Independent Living: What It Actually Means
"Independence" is not a single destination. It is a spectrum, and what matters is that each person reaches their highest possible level of independence — not that they reach a particular standard.
For some autistic adults, independent living means living entirely on their own. For others, it means living with minimal support — a few hours per week of help with budgeting or meal planning. For others, it means living with family or in a supported setting where daily assistance is available. All of these can be full, meaningful lives.
Skills that support independence are often built over years — not acquired in a final push before school ends. Teaching money management, public transportation, cooking, hygiene, and self-advocacy skills throughout childhood pays dividends in adulthood. The transition IEP should explicitly address these.
A Transition Timeline
Age 14 (or earlier): Begin transition conversations
Start talking about interests, goals, and what adult life might look like. Learn about your state's DD agency and waiver programs. Connect with other families who have navigated this transition.

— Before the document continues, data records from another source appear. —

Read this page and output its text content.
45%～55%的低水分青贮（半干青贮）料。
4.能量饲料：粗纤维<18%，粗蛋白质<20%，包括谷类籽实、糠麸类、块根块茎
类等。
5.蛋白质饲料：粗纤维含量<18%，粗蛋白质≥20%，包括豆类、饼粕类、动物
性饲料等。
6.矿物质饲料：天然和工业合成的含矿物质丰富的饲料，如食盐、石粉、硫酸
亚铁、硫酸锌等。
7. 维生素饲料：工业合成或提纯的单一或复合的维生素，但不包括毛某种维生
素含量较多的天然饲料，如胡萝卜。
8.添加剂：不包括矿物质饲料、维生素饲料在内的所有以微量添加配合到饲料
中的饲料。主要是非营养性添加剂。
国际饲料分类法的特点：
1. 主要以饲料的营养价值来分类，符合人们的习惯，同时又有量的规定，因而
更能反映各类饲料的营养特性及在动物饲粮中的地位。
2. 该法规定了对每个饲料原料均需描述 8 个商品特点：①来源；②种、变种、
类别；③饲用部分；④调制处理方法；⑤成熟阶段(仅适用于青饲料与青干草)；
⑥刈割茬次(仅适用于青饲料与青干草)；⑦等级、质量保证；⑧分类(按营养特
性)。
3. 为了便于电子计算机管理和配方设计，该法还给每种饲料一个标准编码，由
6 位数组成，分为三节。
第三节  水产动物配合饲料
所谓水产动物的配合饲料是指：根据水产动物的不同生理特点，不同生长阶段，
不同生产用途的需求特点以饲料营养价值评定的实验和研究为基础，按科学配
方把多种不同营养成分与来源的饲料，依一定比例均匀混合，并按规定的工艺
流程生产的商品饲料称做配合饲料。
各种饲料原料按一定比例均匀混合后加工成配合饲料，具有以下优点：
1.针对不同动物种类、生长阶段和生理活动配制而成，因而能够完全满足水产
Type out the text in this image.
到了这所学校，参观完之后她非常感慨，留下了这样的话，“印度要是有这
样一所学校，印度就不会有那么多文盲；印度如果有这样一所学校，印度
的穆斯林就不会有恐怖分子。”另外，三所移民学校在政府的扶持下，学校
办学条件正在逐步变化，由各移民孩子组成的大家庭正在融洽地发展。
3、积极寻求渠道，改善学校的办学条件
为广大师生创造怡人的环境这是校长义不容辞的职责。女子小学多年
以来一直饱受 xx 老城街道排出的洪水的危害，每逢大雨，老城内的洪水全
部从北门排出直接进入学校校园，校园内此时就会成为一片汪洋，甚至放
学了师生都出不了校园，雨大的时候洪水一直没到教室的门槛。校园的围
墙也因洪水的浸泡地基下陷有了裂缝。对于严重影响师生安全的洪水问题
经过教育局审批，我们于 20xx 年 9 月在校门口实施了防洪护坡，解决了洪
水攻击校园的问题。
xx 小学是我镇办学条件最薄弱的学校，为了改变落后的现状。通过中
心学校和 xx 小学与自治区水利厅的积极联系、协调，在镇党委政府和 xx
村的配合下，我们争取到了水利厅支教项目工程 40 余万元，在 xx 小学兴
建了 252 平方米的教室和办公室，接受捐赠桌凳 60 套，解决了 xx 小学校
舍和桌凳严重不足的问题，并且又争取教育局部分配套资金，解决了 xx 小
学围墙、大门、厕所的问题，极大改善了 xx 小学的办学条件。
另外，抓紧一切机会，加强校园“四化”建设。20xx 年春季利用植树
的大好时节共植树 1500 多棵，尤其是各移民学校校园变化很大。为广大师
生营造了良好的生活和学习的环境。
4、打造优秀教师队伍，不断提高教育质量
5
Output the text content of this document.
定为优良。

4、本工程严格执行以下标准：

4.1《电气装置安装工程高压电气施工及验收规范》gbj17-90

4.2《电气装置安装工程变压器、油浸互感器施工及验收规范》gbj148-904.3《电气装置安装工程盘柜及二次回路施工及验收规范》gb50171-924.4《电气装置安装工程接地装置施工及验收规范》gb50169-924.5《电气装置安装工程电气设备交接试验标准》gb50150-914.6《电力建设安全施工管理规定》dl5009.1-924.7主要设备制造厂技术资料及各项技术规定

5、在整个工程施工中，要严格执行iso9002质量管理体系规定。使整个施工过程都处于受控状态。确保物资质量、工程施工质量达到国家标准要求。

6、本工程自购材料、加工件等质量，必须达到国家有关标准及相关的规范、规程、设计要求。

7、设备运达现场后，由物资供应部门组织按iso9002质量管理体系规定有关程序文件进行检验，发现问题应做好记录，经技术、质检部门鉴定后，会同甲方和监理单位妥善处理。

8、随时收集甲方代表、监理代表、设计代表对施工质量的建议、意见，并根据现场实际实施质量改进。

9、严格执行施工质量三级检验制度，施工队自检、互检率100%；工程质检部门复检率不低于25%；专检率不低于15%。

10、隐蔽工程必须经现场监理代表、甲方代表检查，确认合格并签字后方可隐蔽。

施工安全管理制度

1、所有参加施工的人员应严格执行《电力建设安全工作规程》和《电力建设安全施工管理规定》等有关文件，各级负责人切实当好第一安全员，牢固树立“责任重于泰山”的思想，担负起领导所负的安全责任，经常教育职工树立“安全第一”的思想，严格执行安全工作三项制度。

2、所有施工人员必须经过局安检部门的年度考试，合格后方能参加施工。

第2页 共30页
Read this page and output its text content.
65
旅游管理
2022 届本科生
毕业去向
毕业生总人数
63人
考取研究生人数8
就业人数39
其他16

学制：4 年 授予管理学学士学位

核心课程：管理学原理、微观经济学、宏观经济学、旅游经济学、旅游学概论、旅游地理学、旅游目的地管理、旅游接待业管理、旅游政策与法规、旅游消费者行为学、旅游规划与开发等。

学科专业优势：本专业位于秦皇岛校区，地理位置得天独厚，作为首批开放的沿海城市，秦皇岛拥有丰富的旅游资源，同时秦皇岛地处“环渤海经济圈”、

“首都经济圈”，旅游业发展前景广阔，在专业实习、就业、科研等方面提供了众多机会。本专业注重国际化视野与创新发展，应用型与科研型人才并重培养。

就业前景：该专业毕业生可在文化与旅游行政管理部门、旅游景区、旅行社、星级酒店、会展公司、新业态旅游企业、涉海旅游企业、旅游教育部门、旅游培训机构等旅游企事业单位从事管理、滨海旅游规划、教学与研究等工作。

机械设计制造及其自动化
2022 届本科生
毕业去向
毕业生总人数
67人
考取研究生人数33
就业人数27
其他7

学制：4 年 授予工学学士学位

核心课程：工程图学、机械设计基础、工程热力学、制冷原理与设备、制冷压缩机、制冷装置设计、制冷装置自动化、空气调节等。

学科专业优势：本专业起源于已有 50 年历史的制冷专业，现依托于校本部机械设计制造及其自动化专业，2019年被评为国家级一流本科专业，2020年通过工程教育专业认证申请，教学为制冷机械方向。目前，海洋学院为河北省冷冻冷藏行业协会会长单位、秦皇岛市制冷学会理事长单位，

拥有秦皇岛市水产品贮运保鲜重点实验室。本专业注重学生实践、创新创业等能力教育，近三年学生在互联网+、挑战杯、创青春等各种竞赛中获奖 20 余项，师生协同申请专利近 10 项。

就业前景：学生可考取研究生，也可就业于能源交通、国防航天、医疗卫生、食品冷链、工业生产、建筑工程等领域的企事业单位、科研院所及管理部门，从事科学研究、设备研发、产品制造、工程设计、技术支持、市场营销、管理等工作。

Age 14–16: Contact your state's DD agency
Get on waiver waitlists. Learn what documentation you will need. Understand your state's eligibility criteria.
By age 16: Transition IEP in place
Measurable postsecondary goals in education, employment, and independent living. Transition services identified. Student's voice at the center.
Age 16–18: Connect with Vocational Rehabilitation
Request a referral from the school or apply directly. VR can begin pre-employment transition services while the student is still in school.
Before age 18: Apply for SSI, consider legal planning
Apply for SSI up to 3 months before the 18th birthday. Research supported decision-making vs. guardianship. Open an ABLE account.
Final school years: Build real-world skills
Community-based instruction, work experiences, and daily living skills in the IEP. The goal is not only a diploma — it is readiness for the life after.
School exit: Services handoff
IDEA services end. Adult services — if the planning above happened — are in place or in process. VR continues. Waiver slot (if available) activates. The runway is ready.